Rome’s populist government has revised its ambitious spending plans in an effort to avert EU budget sanctions. Italy’s rising debt burden — at 132 per cent of gross domestic product the second-highest in the eurozone — is in breach of EU budgetary rules, according to an assessment by the European Commission last month, putting it at risk of becoming the first country to incur financial penalties, the Financial Times reported. Ministers reached an agreement on Monday evening on a law to adjust the budget in the hope of averting an excessive deficit procedure (EDP) by the EU.
Deutsche Bank AG’s efforts to turn around its struggling investment bank are gaining traction with investors, Bloomberg News reported. The cost of credit insurance on the bank’s riskiest debt fell for an 11th session on Monday, the longest streak of declines in more than two years, according to ICE Data Services. Swaps covering the bank’s safer bonds have also fallen to the lowest in months, the data show.
The eurozone’s annual rate of inflation stayed well below the European Central Bank’s target in June, ratcheting up the pressure on policy makers to provide more stimulus in an effort to prop up a faltering economy, The Wall Street Journal reported. Earlier this month, ECB President Mario Draghi signaled that the bank could roll out fresh stimulus as soon as July, prompting a rebuke from U.S. President Donald Trump, who accused the rate setter of seeking to weaken the euro. Mr. Draghi responded by insisting that the central bank doesn’t target the euro’s exchange rate.

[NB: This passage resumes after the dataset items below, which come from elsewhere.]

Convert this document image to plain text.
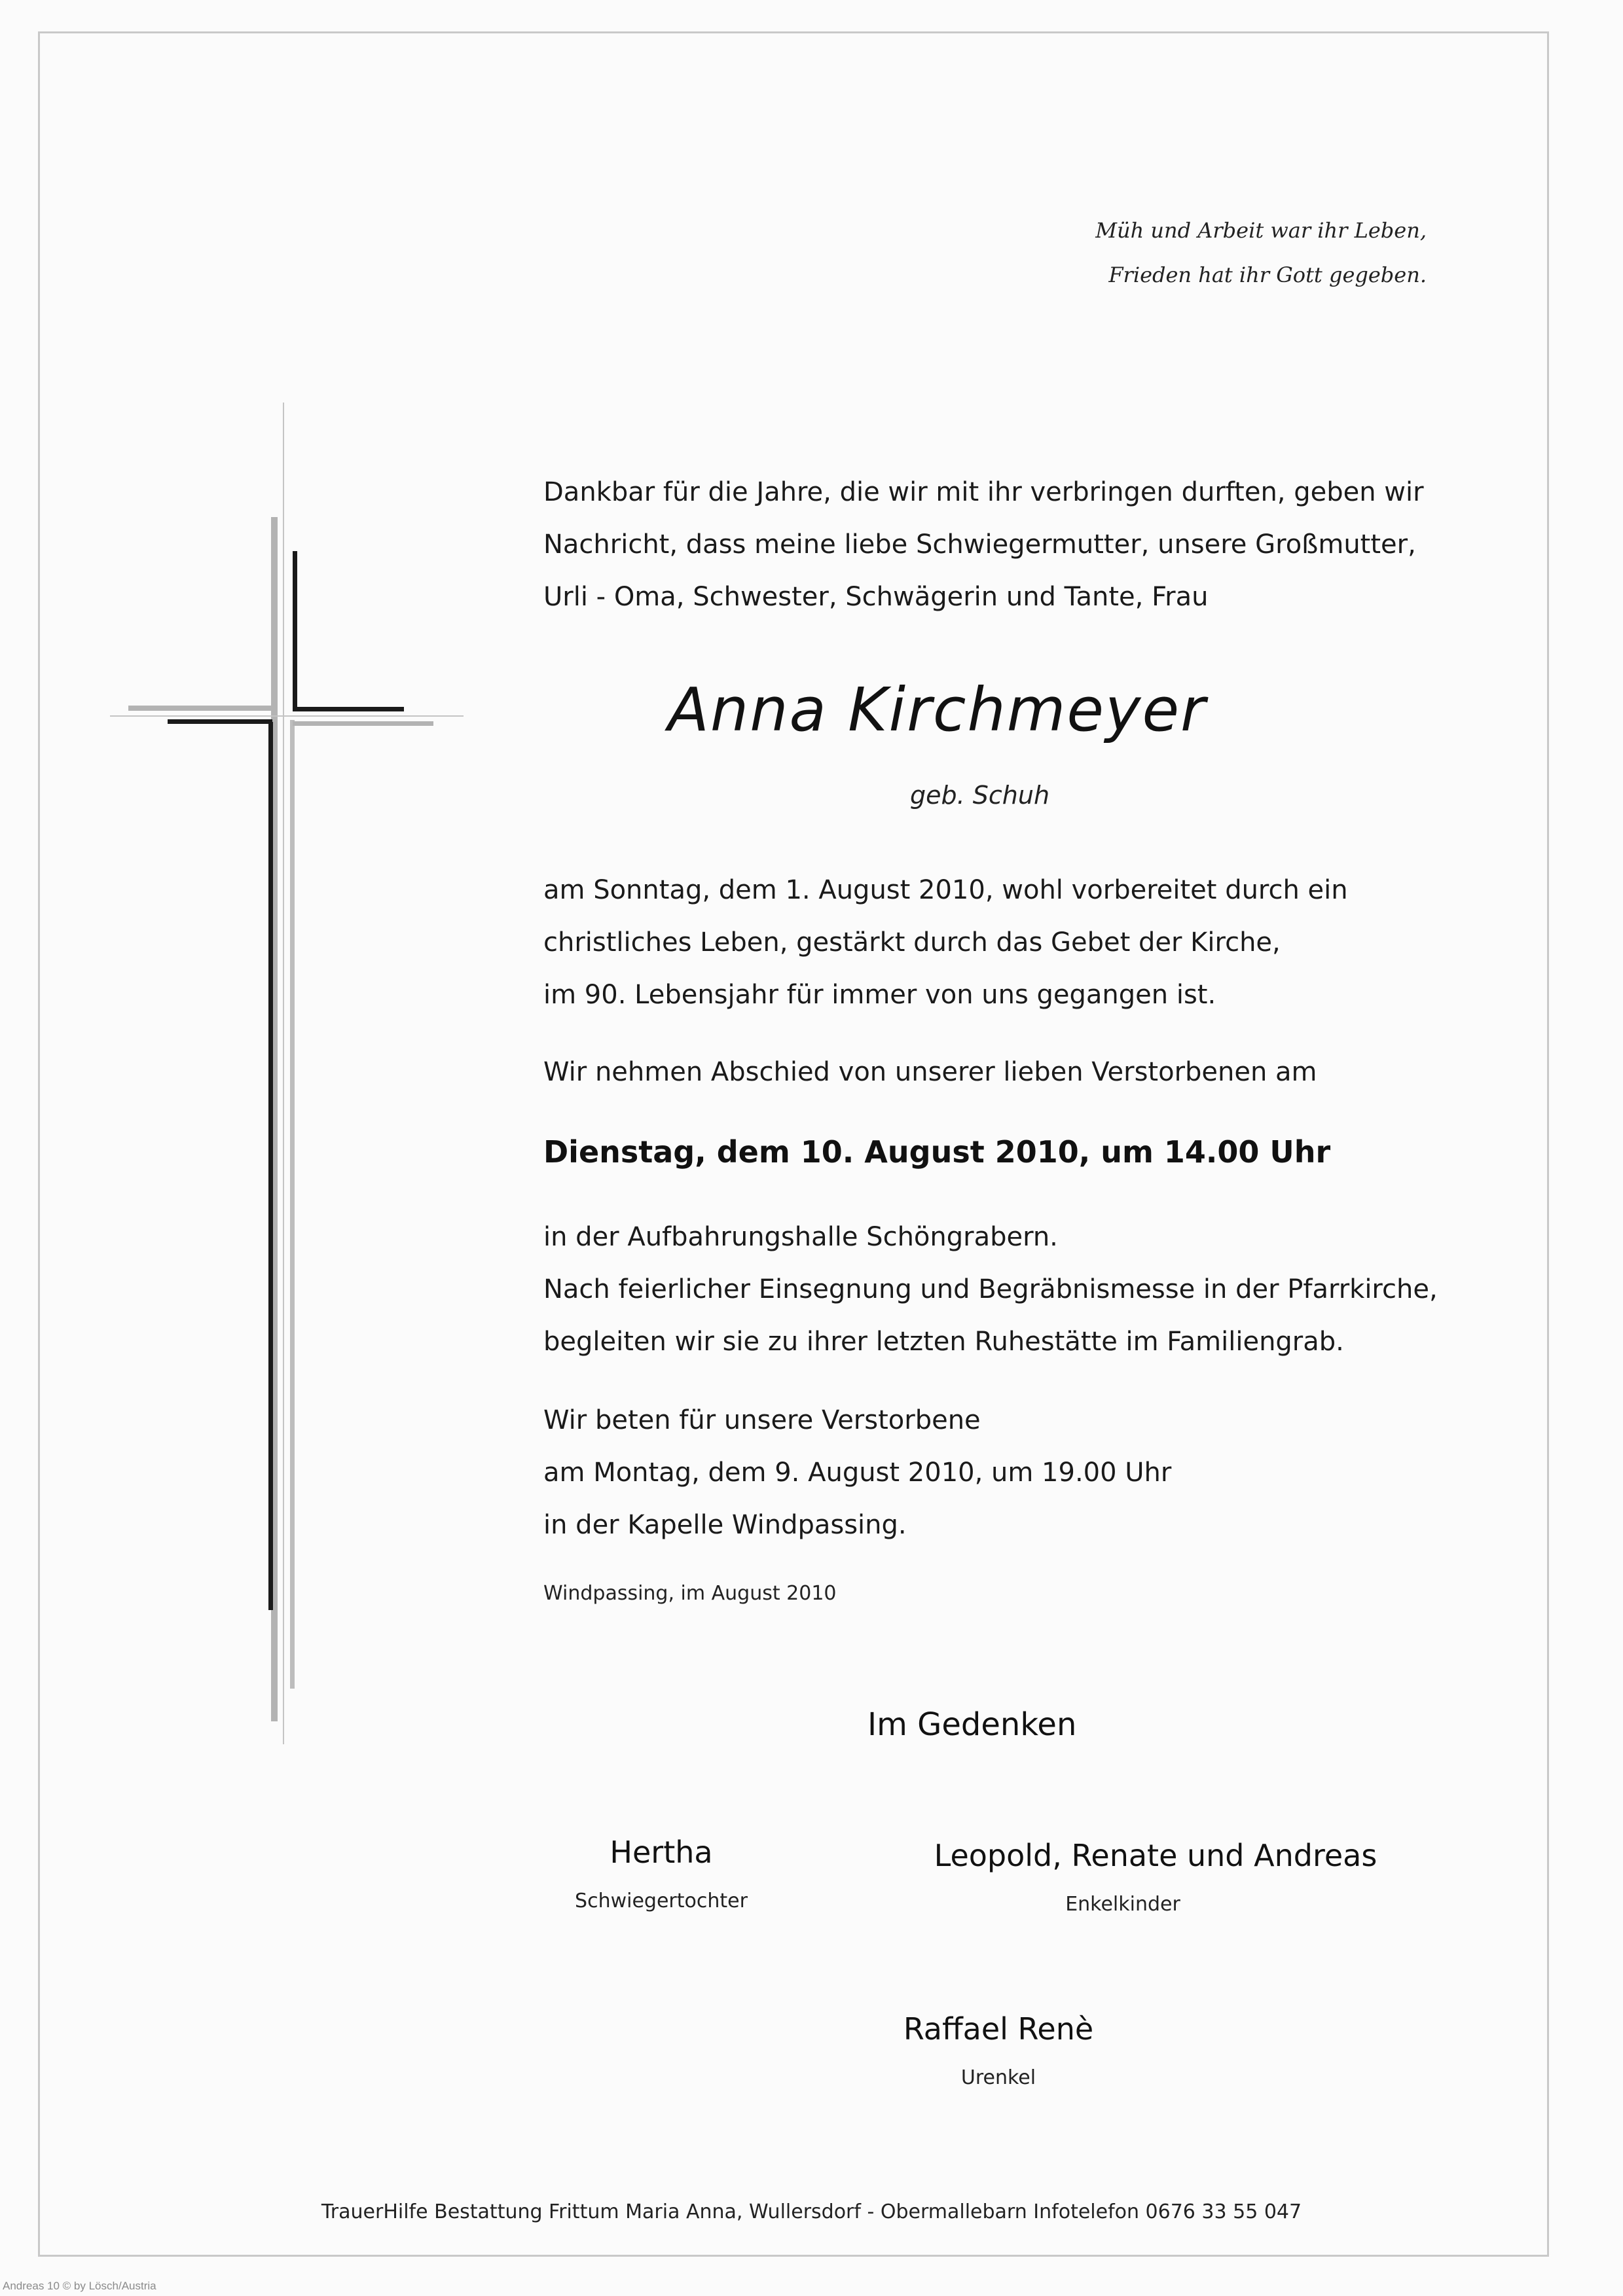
Müh und Arbeit war ihr Leben,
Frieden hat ihr Gott gegeben.
Dankbar für die Jahre, die wir mit ihr verbringen durften, geben wir
Nachricht, dass meine liebe Schwiegermutter, unsere Großmutter,
Urli - Oma, Schwester, Schwägerin und Tante, Frau
Anna Kirchmeyer
geb. Schuh
am Sonntag, dem 1. August 2010, wohl vorbereitet durch ein
christliches Leben, gestärkt durch das Gebet der Kirche,
im 90. Lebensjahr für immer von uns gegangen ist.
Wir nehmen Abschied von unserer lieben Verstorbenen am
Dienstag, dem 10. August 2010, um 14.00 Uhr
in der Aufbahrungshalle Schöngrabern.
Nach feierlicher Einsegnung und Begräbnismesse in der Pfarrkirche,
begleiten wir sie zu ihrer letzten Ruhestätte im Familiengrab.
Wir beten für unsere Verstorbene
am Montag, dem 9. August 2010, um 19.00 Uhr
in der Kapelle Windpassing.
Windpassing, im August 2010
Im Gedenken
Hertha
Schwiegertochter
Leopold, Renate und Andreas
Enkelkinder
Raffael Renè
Urenkel
TrauerHilfe Bestattung Frittum Maria Anna, Wullersdorf - Obermallebarn Infotelefon 0676 33 55 047
Andreas 10 © by Lösch/Austria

Gold miner Avocet Mining Plc, which has been plagued by a shortage of cash and feeble production, on Friday said its board has proposed voluntary liquidation and that remaining cash should be used to pay creditors, Reuters reported. The company had warned in October that it could be broken up as it continued talks with its largest shareholder, Elliott Management, to restructure its debt. In June, it said it would sell its interests in a mine in Guinea to restructure loans.
Dutch leader Mark Rutte has claimed that Italy’s debt crisis risks causing a rupture within the eurozone, warning that there has been a breakdown in trust between the member-states, the Express reported. Speaking to Bloomberg at the G20 Summit, Mr Rutte said there is no evidence the European Commission should hold off from disciplining Italy over its mounting debt. This comes despite words of optimism from Italian Prime Minister Giuseppe Conte, who’s attending the G20 summit in Japan.
H2O Asset Management co-founder Vincent Chailley defended his firm’s “deep value debt” in a video posted on its website Friday, referring to the unlisted bonds that have triggered mass investor redemptions, contributing to an almost 8 billion-euro ($9.1 billion) slide in assets, Bloomberg News reported. H20 won’t sell unless there’s an attractive bid, he said. It’s also planning to set up a new fund specializing in “deep value” securities. In its simplest form, deep value investing means buying assets whose market price is below their intrinsic value.
German Efromovich, the ousted chairman of Colombian airline Avianca, is eyeing a comeback via Italy. Efromovich wants to buy a stake in the bankrupt Italian flag-carrier Alitalia SpA, financial daily Il Sole 24 Ore reported, citing a phone interview, Bloomberg News reported. "We wrote a letter to Ferrovie dello Stato and the adviser Mediobanca two weeks ago saying we can purchase up to 30% of Alitalia," said Efromovich, who was removed as the chairman of Avianca Holdings SA last month after a loan breach.